Need to inject data into a request from clients that cannot be trusted. Please help on how to do this?

I’m in the process of setting up an application where I cannot trust the clients to send legit data, and don’t want to expose some data to the clients. As such, some of the business logic will need to be executed on the serverside, and this logic will inject additional data into the individual queries.

This was solved in the graphql-asia-workshop demo, but there were issues with the schema in that code.

What is the current suggestion for implementation of such logic?

Furthermore, i also don’t want to expose the entire set of CRUD operations to all clients, but rather pick and choose what is exposed. This should also mitigate some security issues.


1 Like

Hi @davidLeonardi, have you had a chance to look at custom directives in dgraph? Please check out the custom mutation directive that can help run that additional logic.

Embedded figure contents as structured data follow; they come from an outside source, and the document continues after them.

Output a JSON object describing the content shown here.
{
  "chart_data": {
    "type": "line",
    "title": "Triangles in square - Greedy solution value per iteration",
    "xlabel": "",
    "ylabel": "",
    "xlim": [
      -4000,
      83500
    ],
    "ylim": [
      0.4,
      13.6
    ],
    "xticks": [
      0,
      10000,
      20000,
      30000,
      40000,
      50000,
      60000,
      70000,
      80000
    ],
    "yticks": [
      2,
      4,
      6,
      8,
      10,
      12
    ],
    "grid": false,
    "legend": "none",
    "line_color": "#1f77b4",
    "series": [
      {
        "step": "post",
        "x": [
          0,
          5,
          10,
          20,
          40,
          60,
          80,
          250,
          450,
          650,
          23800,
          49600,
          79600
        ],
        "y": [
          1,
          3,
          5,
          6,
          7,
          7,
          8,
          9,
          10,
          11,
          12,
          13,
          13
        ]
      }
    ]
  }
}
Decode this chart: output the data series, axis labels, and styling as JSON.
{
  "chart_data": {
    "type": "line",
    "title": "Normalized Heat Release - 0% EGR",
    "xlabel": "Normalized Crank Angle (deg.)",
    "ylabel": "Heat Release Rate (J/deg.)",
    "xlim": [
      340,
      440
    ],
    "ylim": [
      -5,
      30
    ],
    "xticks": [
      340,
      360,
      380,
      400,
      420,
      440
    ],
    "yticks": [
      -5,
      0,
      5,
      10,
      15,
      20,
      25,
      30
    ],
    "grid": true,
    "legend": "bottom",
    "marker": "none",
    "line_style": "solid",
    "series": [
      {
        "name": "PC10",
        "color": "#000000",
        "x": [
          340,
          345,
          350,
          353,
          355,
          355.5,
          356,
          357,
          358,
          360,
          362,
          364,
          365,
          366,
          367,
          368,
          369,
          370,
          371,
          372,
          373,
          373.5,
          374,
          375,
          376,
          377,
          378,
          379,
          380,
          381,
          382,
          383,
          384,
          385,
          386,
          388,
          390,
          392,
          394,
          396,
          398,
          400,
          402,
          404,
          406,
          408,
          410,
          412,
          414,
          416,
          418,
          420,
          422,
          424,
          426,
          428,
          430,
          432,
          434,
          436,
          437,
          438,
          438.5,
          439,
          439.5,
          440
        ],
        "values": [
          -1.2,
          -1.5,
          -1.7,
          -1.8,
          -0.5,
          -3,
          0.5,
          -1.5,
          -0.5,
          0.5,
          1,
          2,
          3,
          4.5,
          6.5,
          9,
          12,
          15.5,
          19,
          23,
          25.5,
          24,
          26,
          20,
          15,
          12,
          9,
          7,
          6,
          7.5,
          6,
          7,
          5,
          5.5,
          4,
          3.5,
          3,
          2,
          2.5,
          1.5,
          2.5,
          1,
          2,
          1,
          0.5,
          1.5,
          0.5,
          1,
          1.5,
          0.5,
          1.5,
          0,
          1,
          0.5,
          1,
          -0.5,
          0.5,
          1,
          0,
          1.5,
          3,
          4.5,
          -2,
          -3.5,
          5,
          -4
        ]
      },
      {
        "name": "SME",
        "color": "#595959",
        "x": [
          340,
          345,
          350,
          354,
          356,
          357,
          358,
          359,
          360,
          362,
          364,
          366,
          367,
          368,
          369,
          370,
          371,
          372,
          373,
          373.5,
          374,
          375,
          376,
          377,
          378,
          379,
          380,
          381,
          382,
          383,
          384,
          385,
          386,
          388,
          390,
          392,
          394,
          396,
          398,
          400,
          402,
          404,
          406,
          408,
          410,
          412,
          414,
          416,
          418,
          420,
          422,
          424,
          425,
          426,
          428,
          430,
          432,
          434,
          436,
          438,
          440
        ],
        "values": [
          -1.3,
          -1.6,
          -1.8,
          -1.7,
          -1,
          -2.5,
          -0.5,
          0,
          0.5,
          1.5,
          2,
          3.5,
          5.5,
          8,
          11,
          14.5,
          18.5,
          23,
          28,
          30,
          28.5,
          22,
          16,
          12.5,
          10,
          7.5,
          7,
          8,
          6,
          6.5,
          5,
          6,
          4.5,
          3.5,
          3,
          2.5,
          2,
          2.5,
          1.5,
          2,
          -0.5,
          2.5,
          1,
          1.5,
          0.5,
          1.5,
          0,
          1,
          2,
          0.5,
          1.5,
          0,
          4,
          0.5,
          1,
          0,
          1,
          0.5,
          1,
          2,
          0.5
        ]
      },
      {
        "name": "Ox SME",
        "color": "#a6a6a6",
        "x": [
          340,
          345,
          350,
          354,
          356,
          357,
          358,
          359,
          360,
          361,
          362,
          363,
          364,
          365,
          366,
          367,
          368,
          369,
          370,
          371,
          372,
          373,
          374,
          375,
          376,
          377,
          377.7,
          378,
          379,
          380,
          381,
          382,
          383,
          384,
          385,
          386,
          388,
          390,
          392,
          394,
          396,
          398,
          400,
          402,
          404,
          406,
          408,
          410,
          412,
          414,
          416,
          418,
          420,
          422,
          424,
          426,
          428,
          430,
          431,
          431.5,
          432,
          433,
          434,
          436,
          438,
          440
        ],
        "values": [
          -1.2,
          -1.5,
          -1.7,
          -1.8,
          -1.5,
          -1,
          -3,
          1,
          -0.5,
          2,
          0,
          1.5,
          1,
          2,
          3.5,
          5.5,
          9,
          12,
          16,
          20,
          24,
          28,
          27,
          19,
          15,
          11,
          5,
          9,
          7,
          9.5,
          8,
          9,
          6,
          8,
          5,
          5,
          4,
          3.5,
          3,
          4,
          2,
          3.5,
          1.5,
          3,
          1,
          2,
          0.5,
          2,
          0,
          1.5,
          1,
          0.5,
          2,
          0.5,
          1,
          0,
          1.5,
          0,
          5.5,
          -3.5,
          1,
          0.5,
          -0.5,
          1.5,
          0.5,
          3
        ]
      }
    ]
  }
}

So as i understand, I’m supposed to take a request, and use @custom to request data from another API and have that return data.
This, in contrast to using apollo custom resolvers and schema stitching?

Yes @davidLeonardi, that’s how we can handle custom mutation that requires control on fields.

Please also review the option around custom resolvers specific for graphql endpoints. Search for “Calling GraphQL custom resolvers” in the doc. This provides the option of not writing a call to a graphql api yourself but instructing the directive to call your graphql directly (sort of a graphql bridge).